The drive to increase home ownership is one of the
factors that have led to areas of social housing becoming concentrations
of poverty, with the associated social problems. Better off tenants have
become owner-occupiers. This shift has also contributed to the desperate
shortage of affordable housing as the most desirable council homes have
been sold off. The shortage is so acute that Hills suggests people
should be offered tenancies on a short-term basis only, with the idea
that they can progress in to home ownership, although he acknowledges
that there are ‘problems’ with this. At the launch press conference he
spoke of the importance of stability and security to tenants, seemingly
trying to counter the government’s spin.
As others have pointed out, a temporary place to
stay is not the same as a home, and does not provide a good basis for
the much discussed ‘sustainable’ communities. Hills says he is keen to
dilute concentrations of poverty and disadvantage through moving more
prosperous owners into these areas. This is simply to move the problem
around when the real need is to reduce poverty and inequality. Solidly
working-class council estates can be sustainable communities without
introducing middle-class owners if there are decent jobs and services.
The increase in home ownership already means that
the majority of the poorest 10% of the population are already
homeowners. They may be ‘asset rich’ but that doesn’t mean that they
have the cash to maintain their property or keep up with the mortgage
payments. Repossessions have risen 65% in the last year and a recession
would produce a social catastrophe for struggling homeowners. A serious
recession or major increase in interest rates (and mortgage repayments)

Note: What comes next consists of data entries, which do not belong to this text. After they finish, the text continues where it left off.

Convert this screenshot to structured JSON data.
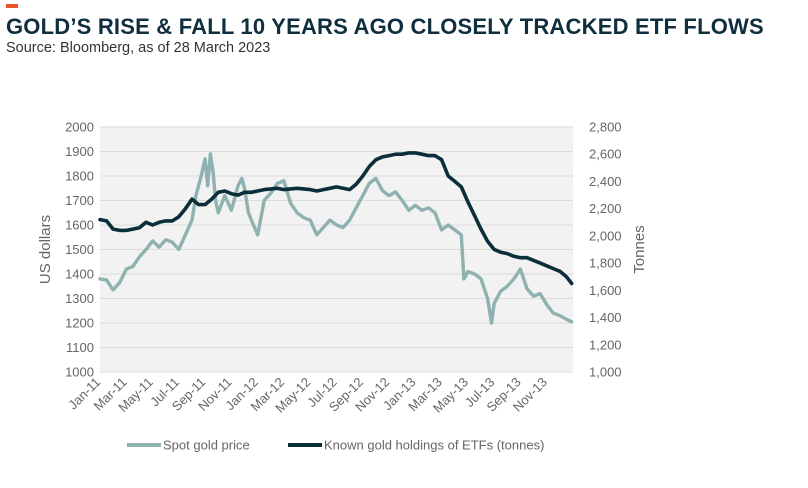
{
  "header": {
    "title": "GOLD’S RISE & FALL 10 YEARS AGO CLOSELY TRACKED ETF FLOWS",
    "subtitle": "Source: Bloomberg, as of 28 March 2023"
  },
  "colors": {
    "accent": "#e5542a",
    "title": "#0f2e3e",
    "text": "#333333",
    "tick": "#666666",
    "plot_bg": "#f2f2f2",
    "grid": "#dcdcdc",
    "gold_series": "#8fb1b0",
    "etf_series": "#0b2f3a"
  },
  "chart_data": {
    "type": "line",
    "title": "GOLD’S RISE & FALL 10 YEARS AGO CLOSELY TRACKED ETF FLOWS",
    "xlabel": "",
    "ylabel": "US dollars",
    "y2label": "Tonnes",
    "ylim": [
      1000,
      2000
    ],
    "y2lim": [
      1000,
      2800
    ],
    "yticks": [
      "1000",
      "1100",
      "1200",
      "1300",
      "1400",
      "1500",
      "1600",
      "1700",
      "1800",
      "1900",
      "2000"
    ],
    "y2ticks": [
      "1,000",
      "1,200",
      "1,400",
      "1,600",
      "1,800",
      "2,000",
      "2,200",
      "2,400",
      "2,600",
      "2,800"
    ],
    "xlim": [
      0,
      36
    ],
    "xticks": [
      "Jan-11",
      "Mar-11",
      "May-11",
      "Jul-11",
      "Sep-11",
      "Nov-11",
      "Jan-12",
      "Mar-12",
      "May-12",
      "Jul-12",
      "Sep-12",
      "Nov-12",
      "Jan-13",
      "Mar-13",
      "May-13",
      "Jul-13",
      "Sep-13",
      "Nov-13"
    ],
    "grid": true,
    "legend_position": "bottom",
    "series": [
      {
        "name": "Spot gold price",
        "axis": "left",
        "x": [
          0,
          0.5,
          1,
          1.5,
          2,
          2.5,
          3,
          3.5,
          4,
          4.5,
          5,
          5.5,
          6,
          6.5,
          7,
          7.3,
          7.7,
          8,
          8.2,
          8.4,
          8.6,
          8.8,
          9,
          9.5,
          10,
          10.5,
          10.8,
          11,
          11.3,
          11.6,
          12,
          12.5,
          13,
          13.5,
          14,
          14.5,
          15,
          15.5,
          16,
          16.5,
          17,
          17.5,
          18,
          18.5,
          19,
          19.5,
          20,
          20.5,
          21,
          21.5,
          22,
          22.5,
          23,
          23.5,
          24,
          24.5,
          25,
          25.5,
          26,
          26.5,
          27,
          27.5,
          27.7,
          28,
          28.5,
          29,
          29.5,
          29.8,
          30,
          30.5,
          31,
          31.5,
          32,
          32.5,
          33,
          33.5,
          34,
          34.5,
          35,
          35.5,
          35.9
        ],
        "values": [
          1380,
          1375,
          1335,
          1365,
          1420,
          1430,
          1470,
          1500,
          1535,
          1510,
          1540,
          1530,
          1500,
          1560,
          1620,
          1720,
          1800,
          1870,
          1760,
          1890,
          1820,
          1700,
          1650,
          1720,
          1660,
          1760,
          1790,
          1750,
          1650,
          1610,
          1560,
          1700,
          1730,
          1770,
          1780,
          1690,
          1650,
          1630,
          1620,
          1560,
          1590,
          1620,
          1600,
          1590,
          1620,
          1670,
          1720,
          1770,
          1790,
          1740,
          1720,
          1735,
          1700,
          1660,
          1680,
          1660,
          1670,
          1650,
          1580,
          1600,
          1580,
          1560,
          1380,
          1410,
          1400,
          1380,
          1300,
          1200,
          1280,
          1330,
          1350,
          1380,
          1420,
          1340,
          1310,
          1320,
          1275,
          1240,
          1230,
          1215,
          1205
        ]
      },
      {
        "name": "Known gold holdings of ETFs (tonnes)",
        "axis": "right",
        "x": [
          0,
          0.5,
          1,
          1.5,
          2,
          2.5,
          3,
          3.5,
          4,
          4.5,
          5,
          5.5,
          6,
          6.5,
          7,
          7.5,
          8,
          8.5,
          9,
          9.5,
          10,
          10.5,
          11,
          11.5,
          12,
          12.5,
          13,
          13.5,
          14,
          14.5,
          15,
          15.5,
          16,
          16.5,
          17,
          17.5,
          18,
          18.5,
          19,
          19.5,
          20,
          20.5,
          21,
          21.5,
          22,
          22.5,
          23,
          23.5,
          24,
          24.5,
          25,
          25.5,
          26,
          26.5,
          27,
          27.5,
          28,
          28.5,
          29,
          29.5,
          30,
          30.5,
          31,
          31.5,
          32,
          32.5,
          33,
          33.5,
          34,
          34.5,
          35,
          35.5,
          35.9
        ],
        "values": [
          2120,
          2110,
          2050,
          2040,
          2040,
          2050,
          2060,
          2100,
          2080,
          2100,
          2110,
          2110,
          2140,
          2200,
          2270,
          2230,
          2230,
          2270,
          2320,
          2330,
          2310,
          2300,
          2320,
          2320,
          2330,
          2340,
          2345,
          2350,
          2340,
          2345,
          2350,
          2345,
          2340,
          2330,
          2340,
          2350,
          2360,
          2350,
          2340,
          2380,
          2440,
          2510,
          2560,
          2580,
          2590,
          2600,
          2600,
          2610,
          2610,
          2600,
          2590,
          2590,
          2560,
          2440,
          2400,
          2360,
          2250,
          2150,
          2050,
          1960,
          1900,
          1880,
          1870,
          1850,
          1840,
          1840,
          1820,
          1800,
          1780,
          1760,
          1740,
          1700,
          1650
        ]
      }
    ]
  },
  "legend": {
    "items": [
      "Spot gold price",
      "Known gold holdings of ETFs (tonnes)"
    ]
  }
}
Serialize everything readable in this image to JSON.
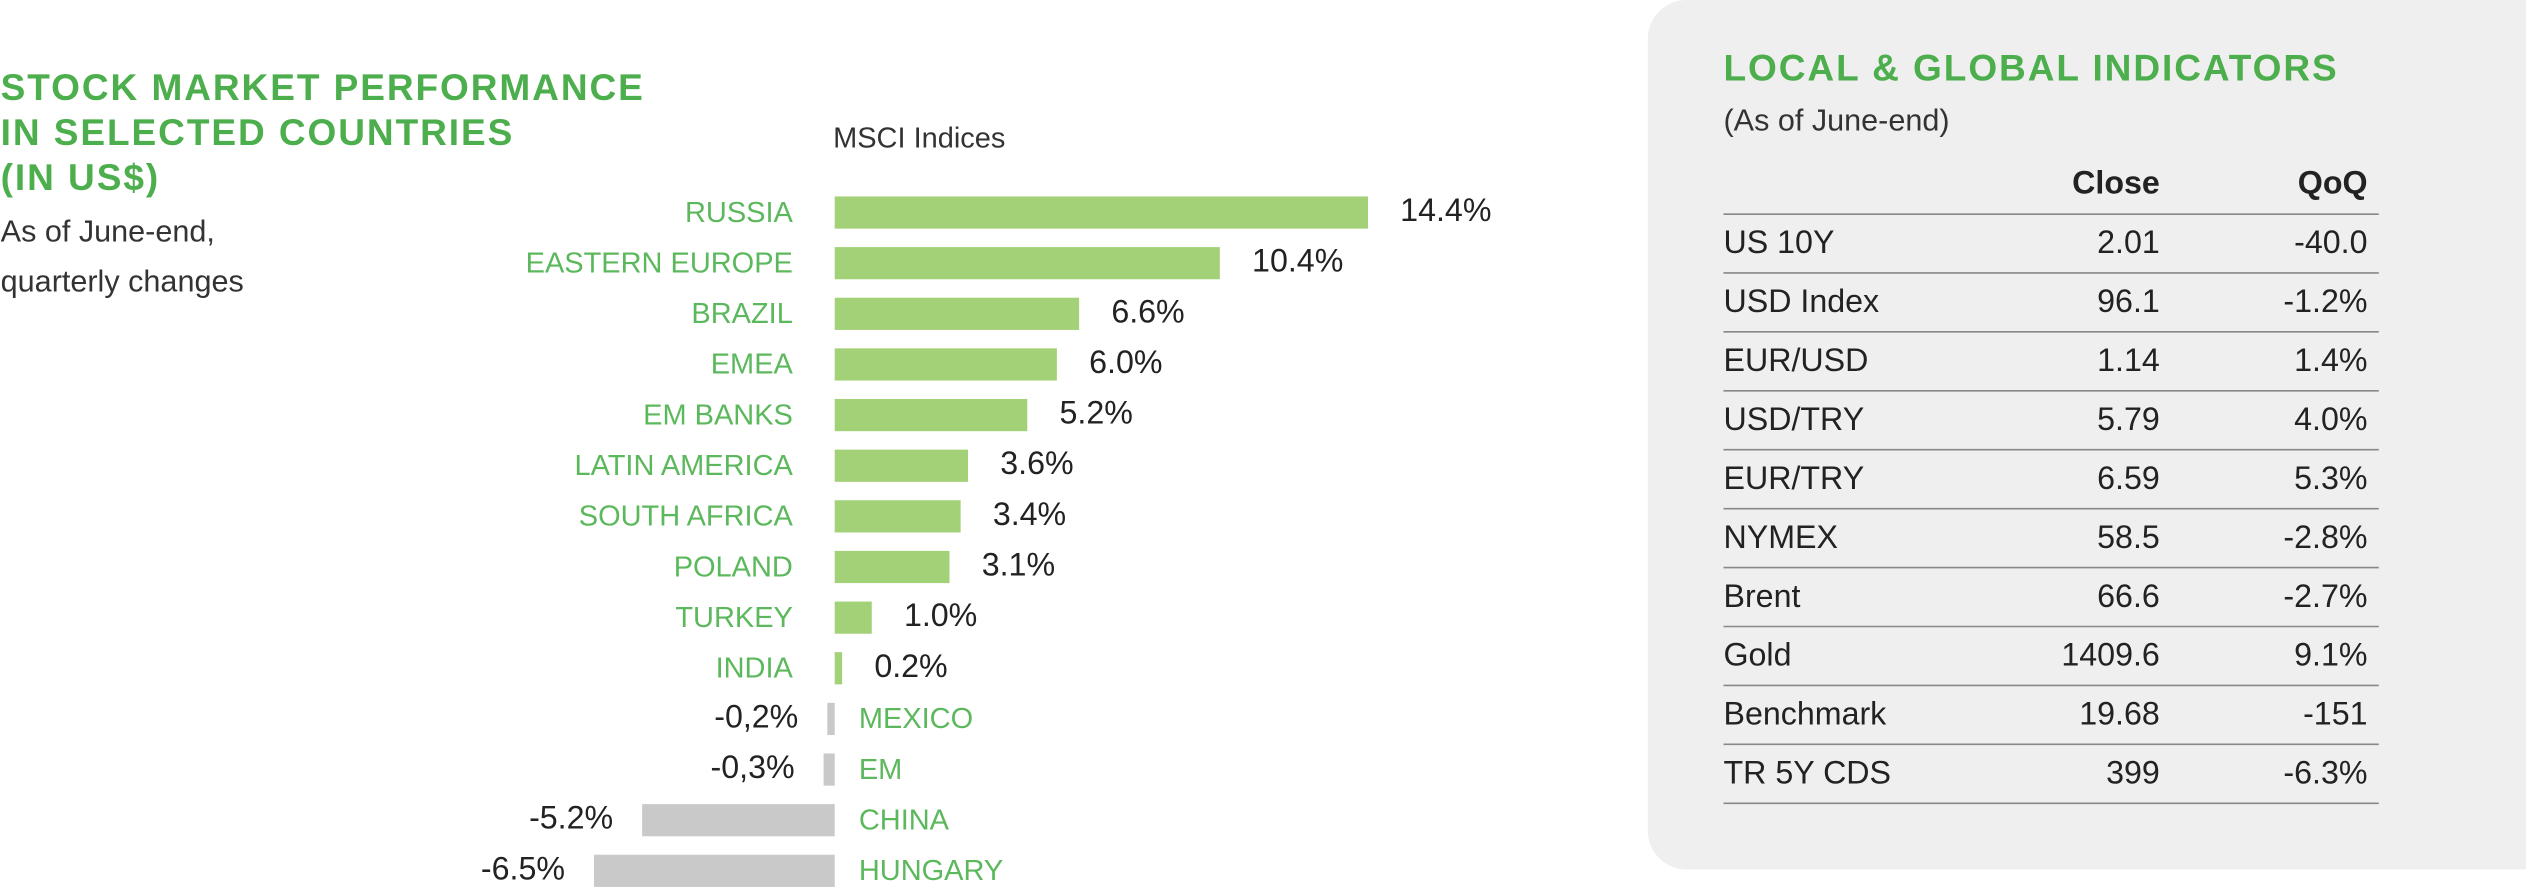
{
  "chart_data": {
    "type": "bar",
    "orientation": "horizontal",
    "title": [
      "STOCK MARKET PERFORMANCE",
      "IN SELECTED COUNTRIES",
      "(IN US$)"
    ],
    "subtitle": [
      "As of June-end,",
      "quarterly changes"
    ],
    "axis_label": "MSCI Indices",
    "categories": [
      "RUSSIA",
      "EASTERN EUROPE",
      "BRAZIL",
      "EMEA",
      "EM BANKS",
      "LATIN AMERICA",
      "SOUTH AFRICA",
      "POLAND",
      "TURKEY",
      "INDIA",
      "MEXICO",
      "EM",
      "CHINA",
      "HUNGARY"
    ],
    "values": [
      14.4,
      10.4,
      6.6,
      6.0,
      5.2,
      3.6,
      3.4,
      3.1,
      1.0,
      0.2,
      -0.2,
      -0.3,
      -5.2,
      -6.5
    ],
    "value_labels": [
      "14.4%",
      "10.4%",
      "6.6%",
      "6.0%",
      "5.2%",
      "3.6%",
      "3.4%",
      "3.1%",
      "1.0%",
      "0.2%",
      "-0,2%",
      "-0,3%",
      "-5.2%",
      "-6.5%"
    ],
    "colors": {
      "positive": "#a3d177",
      "negative": "#c9c9c9"
    }
  },
  "table": {
    "title": "LOCAL & GLOBAL INDICATORS",
    "subtitle": "(As of June-end)",
    "columns": [
      "Close",
      "QoQ"
    ],
    "rows": [
      [
        "US 10Y",
        "2.01",
        "-40.0"
      ],
      [
        "USD Index",
        "96.1",
        "-1.2%"
      ],
      [
        "EUR/USD",
        "1.14",
        "1.4%"
      ],
      [
        "USD/TRY",
        "5.79",
        "4.0%"
      ],
      [
        "EUR/TRY",
        "6.59",
        "5.3%"
      ],
      [
        "NYMEX",
        "58.5",
        "-2.8%"
      ],
      [
        "Brent",
        "66.6",
        "-2.7%"
      ],
      [
        "Gold",
        "1409.6",
        "9.1%"
      ],
      [
        "Benchmark",
        "19.68",
        "-151"
      ],
      [
        "TR 5Y CDS",
        "399",
        "-6.3%"
      ]
    ]
  }
}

would be a catastrophe for low income owners. People aspire to home
ownership as a way to get a decent, secure home. But young people,
stretched to the limit paying off student loans, and borrowing as much
as five times their annual income through a mortgage, will feel cheated
when they are told that the trade off for the privilege of ownership is
that they pay for their children’s education or for their pension and
health care in old age.
Some have greeted the Hills review with relief. The
Labour MP and housing campaigner Austin Mitchell saw it as supporting
the principles behind council housing and Socialist Worker described it
as a disappointment for New Labour. But it is wrong to hold out a false
hope that New Labour is undergoing a conversion to the principles of
public housing. The report opens the door to removing security of tenure
for some social housing tenants, promotes home ownership as a way out of
social exclusion, and suggests further sales of social housing stock. It
does not oppose the gradual privatisation of housing or any of the
government’s other neo-liberal measures.
The terms of debate on housing illustrate how
thorough has been the transformation of the Labour Party into a
capitalist party. Rather than holding out a forlorn hope that ministers
will suddenly be ‘re-converted’, the task is to build mass campaigns,
and to pull together working-class campaigns and organisations to create
a new political alternative to the neo-liberal parties.